Tips for starting an Ecommerce Website
So you’re ready to start an ecommerce website.. you know what you’re selling, where you’ll ship to, and have purchased a domain name, but don’t know where to actually begin?
Don’t worry, you’re not alone. Starting an ecommerce website can be quite overwhelming, there are many factors you need to plan out before you can start calling ecommerce website developers and starting your project. This article will explain some of the things you need to consider when asking for quotes to develop your ecommerce website, and what you should start researching and planning for.
What do you want in terms of design & layout?
Planning the design and layout of the website is one of the most important aspects of planning your ecommerce website. The design should be clean, easy to navigate, easy to purchase products and checkout. I recommend avoiding pre-designed templates as they never end up looking exactly the way you want them to, and it can be time consuming (and therefore more expensive) to customize pre-designed themes. A simple, un cluttered custom design can never go wrong.
Open source Vs Custom programming
A good way to prepare yourself is to first educate yourself on what options you have. Open source, which means the actual application is free to download and use, can be a good, cheaper solution to start with. There are many open source ecommerce website platforms out there, like Magento, Open Cart, PrestaShop, Zen Cart for example. These are fully functional ecommerce systems and come packed with functionality, and you will have the ability to manage the ecommerce website yourself via an online admin area. Adding new products, categories, putting products on sale and creating coupon codes are all included with systems like these! However.. I recommend balancing out an open source system with some custom programming, mainly to secure the website. Don’t forget that if something is free, anyone can download it (hacker, hacker) and find vulnerabilities in the code.
Custom programmed ecommerce websites can be expensive to develop. This is mainly because more than 60% of the code would be written by the developer, and not downloaded from an open source website or system. This means you can have exactly what you want, have it work exactly the way you want, and chances are it will be a lot more secure; but all this comes at a price. Custom programmed websites can start at $15,000 and go up from there.
Have you prepared an inventory excel sheet?
I cannot even begin to explain how important this is. In order to expedite development of your ecommerce website, you need to have all your products, categories, prices, images, etc organized and ready in an excel sheet so the developer can simply import them into the database. If you have not prepared this, chances are you will delay the launch of your ecommerce website while you’re busy preparing this sheet, or you’ll be charged extra to have the developer manually add the products, or even worse; you’ll be stuck adding each product, one by one, via the admin area.

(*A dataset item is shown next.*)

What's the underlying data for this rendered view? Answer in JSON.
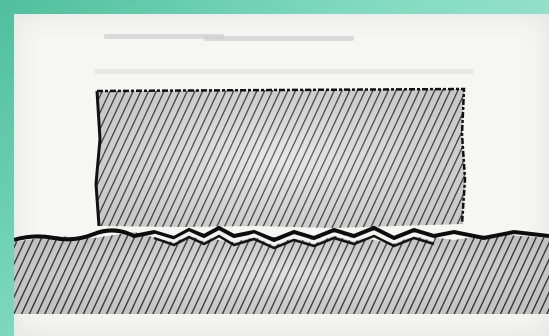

How will you ship your orders?
Many of my ecommerce website clients did not consider this when planning their websites, and this is important. Will you offer regular shipping? Expedited shipping? Courier? If so, which courier? Have you signed up for an online account with the courier? Most importantly, how will you charge for shipping? weight based? destination based (geo zones)? flat rate? How about free shipping on orders over a certain value? All these factors should be considered right in the beginning and planned for.
How will you accept payment?
This is definitely one of the most important factors to consider. PayPal can be a good option to start with, but most consumers expect to pay directly on the website and not be re-directed to the merchant bank for payment. There are several online merchant banks that offer online credit and debit card processing, and your bank will most probably offer it as well. Don’t forget that merchant banks charge a commission on all transactions, which on average ranges about 1% – 3% per transaction, plus a monthly fee; so keep these costs in mind when selecting an online merchant bank to work with.
These are the most important factors I consider when providing a quote to develop an ecommerce website. If you keep these factors in mind, you’ll be better prepared to weed out the rip off developers from the real ones and most importantly, don’t nickel and dime a proper developer! This website will be a source of income for you and represent your business online, don’t try and save a few bucks and end up regretting it later on. Don’t be mistaken – I’m not saying you should willingly write a cheque for $20,000 to a developer without considering the points above! But make sure you’re not getting ripped off and work with a developer who you feel comfortable with, as chances are this will be a long term relationship.